I started my first clinic ride with Beth telling her that although I needed to keep working on all the things, I also felt like I was at the next step - a step that is so far out of my grasp that I don't even know what it is we'll be working on.
Beth told me. :) She said that it is beginning collection - getting Charlie to begin to step high underneath himself, and not go forward, but up. And amazingly enough, that's what we started to do!
Beth was on fire with excellent descriptions of what was going on and how to adjust my body and what to feel, so it was just like: Pow! Pow! Pow! with me "getting it".
We started with a walk (that marching walk that she doesn't call a march). Tip #1: If I lean a little more forward than I think is normal, the movement from Charlie switches from making me have a snaking back to hula hips. Too far forward and I go back to snaking, but just a wee bit forward from normal, the movement goes left right left right in my legs and hips. Once that happens, then I can squeeze/release (sometimes tap), and so long as I keep my hands firm so Charlie doesn't "leak out" the front, he starts rounding up and marching. He is very good at getting me to open my fingers and let him stretch his neck out, though.
From a walk where I can halt or trot at any step - once it is at that walk but not while I'm still messing around with it - we can go to a trot. Tip #2: the crazy sashay I have in the posting trot? Well, it is there in the sitting trot too. I was in denial, but if I "tighten" my left side (easiest to do by putting my left elbow on my hip), *AND* let my right hip move (by thinking about it being equal with my left hip), then I quit sashaying so much.
Tip #3: I can't feel it in my hips, but I can feel it in my legs. So when I start trotting, if I check in on how each leg feels, I can even them out. Generally, my left leg feels long and flappy (Beth says it kind of moves in a little circle but we'll fix that later) and my right leg is still all curled up tight like a tick. If I think about making them feel symmetrical, then like a miracle, Charlie's shoulders balance up and he gets nice and fluffy to sit on.
We did some leg yields, and Beth says I am working too hard. This was actually a theme throughout. I give an aid every stride, so she made me lift my legs off and hold them off until I needed to give an aid again. Especially to the right (off the left leg), I clench so tight I start lifting my heel.
An aid needs to have a beginning - middle - end, and most importantly, a purpose. Charlie needs to react to it. I can't get away much longer with my sloppy aids. He was being bad today too, ignoring the trot aid the first time like he had no idea what I was asking for.
When I sat balanced and did a leg yield without lifting my heel, I could feel Charlie's whole body lift and move sideways instead of us just slouching sideways across the arena.
Charlie is a great horse to learn on because he makes you ask for it correctly, but once I do, he instantly rewards me by showing me how different it feels to do it the correct way.
Then we worked on canter. Tip #4: I need to close my knees and not let them flap on and off the saddle. I'm not sure why (I was too busy concentrating on keeping them down to ask) but when I would rest them on the saddle, Charlie kept trying to use it as an excuse to trot. Same thing with my aids too - I need to not ask every stride to keep him going. He has to learn to keep himself going.

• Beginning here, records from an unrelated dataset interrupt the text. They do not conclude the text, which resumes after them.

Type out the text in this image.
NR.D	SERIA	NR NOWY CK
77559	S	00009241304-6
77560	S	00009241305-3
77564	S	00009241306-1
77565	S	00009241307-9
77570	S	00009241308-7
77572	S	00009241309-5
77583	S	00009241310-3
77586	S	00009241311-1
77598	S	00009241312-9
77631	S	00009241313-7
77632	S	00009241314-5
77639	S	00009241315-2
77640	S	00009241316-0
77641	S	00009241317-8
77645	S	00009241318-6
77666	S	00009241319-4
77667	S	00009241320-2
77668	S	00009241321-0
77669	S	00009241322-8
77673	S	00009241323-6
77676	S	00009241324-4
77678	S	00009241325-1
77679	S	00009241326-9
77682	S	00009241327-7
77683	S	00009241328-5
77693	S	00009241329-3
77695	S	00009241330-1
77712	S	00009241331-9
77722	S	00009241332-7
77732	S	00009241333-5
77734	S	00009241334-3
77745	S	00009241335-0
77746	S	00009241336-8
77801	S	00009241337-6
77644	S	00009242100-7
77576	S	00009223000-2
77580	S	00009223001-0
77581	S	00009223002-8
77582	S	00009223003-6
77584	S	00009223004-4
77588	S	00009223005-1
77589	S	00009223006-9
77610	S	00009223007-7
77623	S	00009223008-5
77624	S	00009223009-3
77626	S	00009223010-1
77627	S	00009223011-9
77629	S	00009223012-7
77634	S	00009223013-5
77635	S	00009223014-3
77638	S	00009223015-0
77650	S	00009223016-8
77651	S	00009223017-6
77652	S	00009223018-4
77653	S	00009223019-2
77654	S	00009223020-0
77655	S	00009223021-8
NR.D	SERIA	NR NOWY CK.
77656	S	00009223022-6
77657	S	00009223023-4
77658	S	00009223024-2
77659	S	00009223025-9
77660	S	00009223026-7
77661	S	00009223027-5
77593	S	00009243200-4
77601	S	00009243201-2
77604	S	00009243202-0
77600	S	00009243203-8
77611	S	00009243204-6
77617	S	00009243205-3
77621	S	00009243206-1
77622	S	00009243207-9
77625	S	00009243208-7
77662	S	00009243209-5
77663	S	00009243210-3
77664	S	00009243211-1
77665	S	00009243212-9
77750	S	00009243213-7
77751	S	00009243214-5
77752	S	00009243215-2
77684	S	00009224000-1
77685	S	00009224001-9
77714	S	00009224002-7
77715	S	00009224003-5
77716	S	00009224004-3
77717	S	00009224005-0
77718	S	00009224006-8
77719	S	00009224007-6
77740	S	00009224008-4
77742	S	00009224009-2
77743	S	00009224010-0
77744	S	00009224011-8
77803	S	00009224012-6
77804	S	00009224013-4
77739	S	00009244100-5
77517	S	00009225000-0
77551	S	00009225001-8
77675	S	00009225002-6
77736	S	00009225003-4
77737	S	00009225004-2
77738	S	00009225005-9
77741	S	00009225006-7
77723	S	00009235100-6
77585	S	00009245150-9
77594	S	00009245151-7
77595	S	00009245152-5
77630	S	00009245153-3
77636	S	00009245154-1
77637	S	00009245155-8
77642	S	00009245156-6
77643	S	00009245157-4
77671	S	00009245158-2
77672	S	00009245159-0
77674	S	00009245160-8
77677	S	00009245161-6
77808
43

I also need to tuck my pelvis just a little, but that little bit helps me kind of root into his back.
Tip #5: Then we worked on Charlie on a smaller circle at the canter. This was pretty cool. First, he would stick his neck up in the air, and my job was just to keep him on the smaller circle and not let him break. Eventually, he would round his neck, and go from a hollow back hard to sit on horse to a round frame delightful to ride horse, and then we would make the circle bigger and then give him a break. It was much more difficult for both of us to do going to the right. His weak left hind leg, my crookedness. (Although! Tip #6: if I turned just a tiny bit to the outside, I suddenly got balanced and everything got easier - it was a "eureka" feeling for what is happening with the sashay at the trot) Anyway, what happens is he is figuring out that he can step under himself with his hind legs instead of shooting them out behind him (like that lesson with Asia), and when he tucks them under, he automatically gets round and soft in his back.
All in all, it was an amazing lesson. Beth showed me exactly what I needed to start looking for and how to get it and how it felt.
There are probably a zillion other tips that were in the 45 minutes, but this feels like enough to work on for the next couple months!